Not all consumers in Europe are pessimistic. In Romania, they increased their spending in the second quarter by an annual, inflation-adjusted 9.5%. That was the highest rate in Europe, followed by five others above 4%: Croatia (6.1%), Cyprus (5.1%), Poland (4.5%), Hungary (4.2%), and Malta (4.1%).
Strong real growth in household spending is the best thing that can happen to an economy. About two-thirds of that spending goes toward services and often pays for jobs in the local economy and by a very large margin supports the national economy. Consumer spending manifests regularity in human activity. If we wanted to take it one step further, we could explain consumer spending as the economic backbone of our society. It necessitates regular, peaceful, and mutually gainful interaction between citizens who are otherwise total strangers; it puts money into millions of pockets, helping parents feed their kids and build a future for their families.
There is always a share of consumer spending that benefits other countries. When a European buys a new computer, there is almost zero chance it was built in his country; a sizable part of the energy that Europe’s households consume has a foreign origin, and so on. However, on average, consumer spending is split 2:1 between services and goods. The items we traditionally associate with imports account for—by rough estimate across Europe’s economies—10-15% of total consumer spending.
In other words, it is good for the current and future economic strength of a country that its households are on solid financial footing and optimistic enough to spend a lot of money. This means that the governments of Romania, Croatia, Cyprus, Poland, Hungary, and Malta should be proud of having designed fiscal policies that have helped make their households more prosperous.
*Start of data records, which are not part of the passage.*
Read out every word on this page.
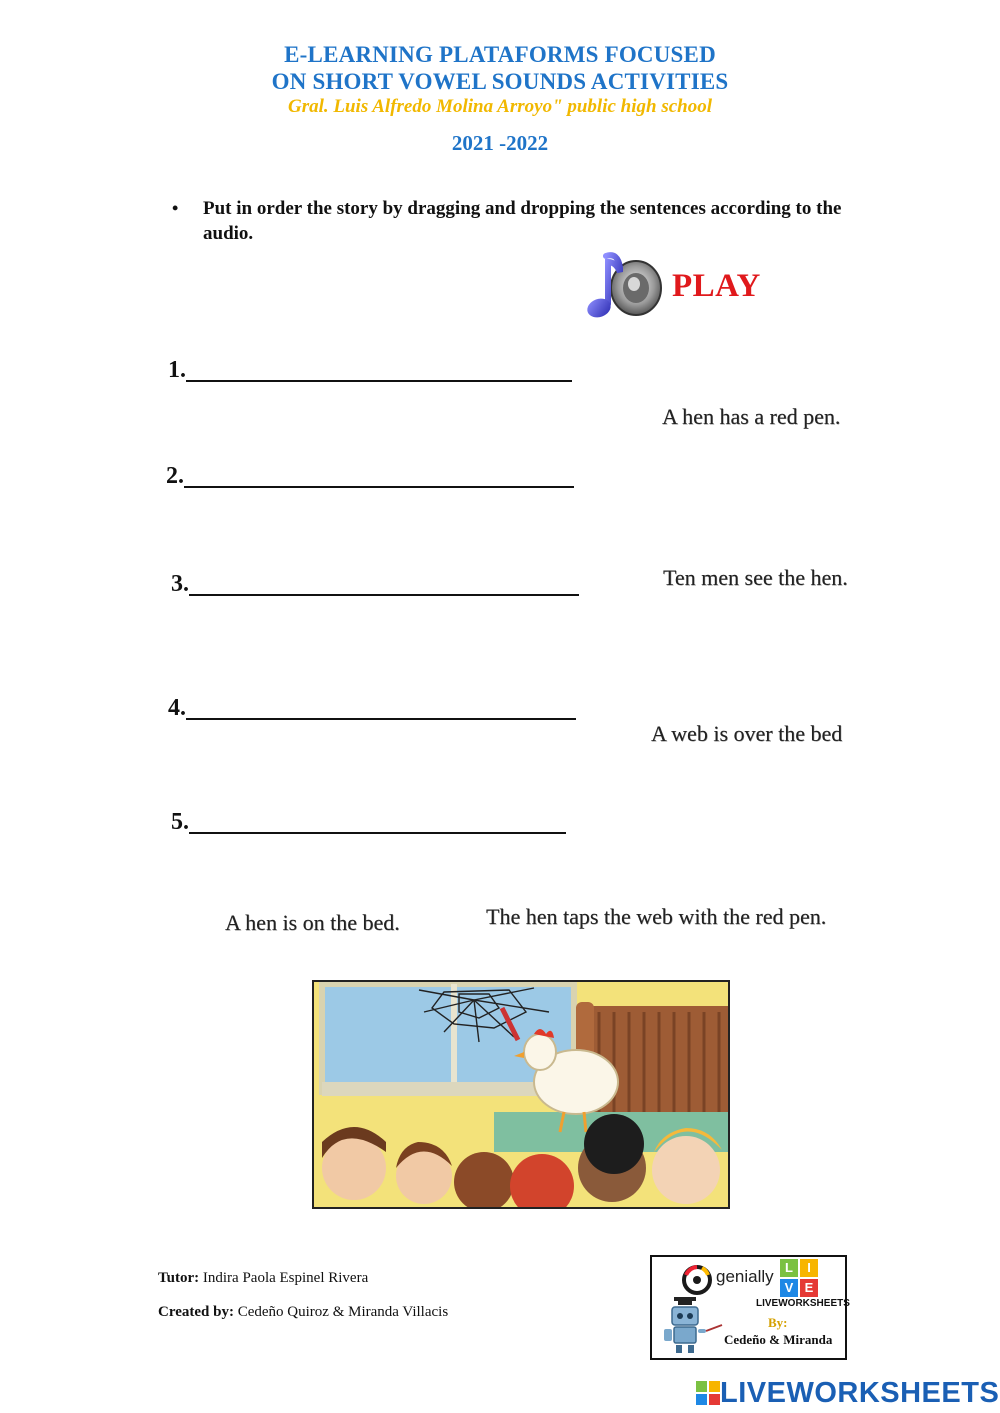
E-LEARNING PLATAFORMS FOCUSED
ON SHORT VOWEL SOUNDS ACTIVITIES
Gral. Luis Alfredo Molina Arroyo" public high school
2021 -2022
• Put in order the story by dragging and dropping the sentences according to the audio.
PLAY
1.
2.
3.
4.
5.
A hen has a red pen.
Ten men see the hen.
A web is over the bed
A hen is on the bed.	The hen taps the web with the red pen.
Tutor: Indira Paola Espinel Rivera
Created by: Cedeño Quiroz & Miranda Villacis
genially L	I
V E
LIVEWORKSHEETS
By:
Cedeño & Miranda
LIVEWORKSHEETS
The second most important economic activity is capital formation, a.k.a., business investments. In this category, five countries benefited from 4% or more in real capital-formation growth: Croatia (12.9%), Cyprus (11.1%), Estonia (7.9%), Italy (5.1%), and Greece (4.1%).
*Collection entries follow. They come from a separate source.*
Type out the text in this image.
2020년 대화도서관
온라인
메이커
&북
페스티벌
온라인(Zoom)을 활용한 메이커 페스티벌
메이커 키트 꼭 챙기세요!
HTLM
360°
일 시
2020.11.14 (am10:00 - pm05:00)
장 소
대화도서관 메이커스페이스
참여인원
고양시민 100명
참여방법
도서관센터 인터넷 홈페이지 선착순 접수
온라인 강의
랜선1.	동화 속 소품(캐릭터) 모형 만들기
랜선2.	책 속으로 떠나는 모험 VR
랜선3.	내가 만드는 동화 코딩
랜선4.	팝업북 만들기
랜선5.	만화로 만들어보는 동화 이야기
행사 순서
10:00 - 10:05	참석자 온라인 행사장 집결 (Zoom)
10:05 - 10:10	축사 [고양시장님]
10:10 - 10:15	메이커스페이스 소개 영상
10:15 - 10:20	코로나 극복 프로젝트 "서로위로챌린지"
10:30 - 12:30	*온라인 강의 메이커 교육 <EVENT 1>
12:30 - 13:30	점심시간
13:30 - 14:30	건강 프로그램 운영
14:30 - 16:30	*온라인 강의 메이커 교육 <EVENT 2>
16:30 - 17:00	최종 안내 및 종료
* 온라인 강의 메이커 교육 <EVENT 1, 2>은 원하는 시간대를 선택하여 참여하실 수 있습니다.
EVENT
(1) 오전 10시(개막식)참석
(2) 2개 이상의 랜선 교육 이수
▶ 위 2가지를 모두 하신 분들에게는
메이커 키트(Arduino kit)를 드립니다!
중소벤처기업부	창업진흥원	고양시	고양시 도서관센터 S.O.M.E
Since joining the euro in January 2023, Croatia has experienced an investment boom:
Figure 2
This boom is due entirely to the fact that the Croatian economy, upon entering the euro zone, had a cost advantage relative to established euro members. The so-called terms of trade were simply so beneficial that an investment boom was inevitable.
Croatia should enjoy this boom because it will not last. While foreign direct investment has flooded the country and turned resources from idle to able, this has not yet made any difference in consumer spending. To be fair, over the past couple of years, Croatian households have grown their annual spending at some of the highest rates in Europe, but there has been no identifiable improvement after the euro entry.
This means, bluntly, that foreign direct investors are using Croatia as a facility for the assembly of products for the European market. The investment trend is too young—18 months—to have yet positively affected the Croatian trade balance, but it will. Components will be brought in, screwed together, and shipped off to other parts of the EU. There will be very little value left to add to the Croatian economy.
By comparison, Hungary and Poland have made a wiser choice than Croatia. They have kept their national currencies and therefore been forced to build a different, more long-term oriented strategy for attracting foreign investors. This is paying off now, when, e.g., Hungary is experiencing a decline in capital formation but Hungarian households—as mentioned earlier—can increase their spending by more than 4% per year in real terms. This shows that the foreign investment that has reached Hungary in the past 10-15 years has been of a more substantive economic nature than that which is now pouring into Croatia.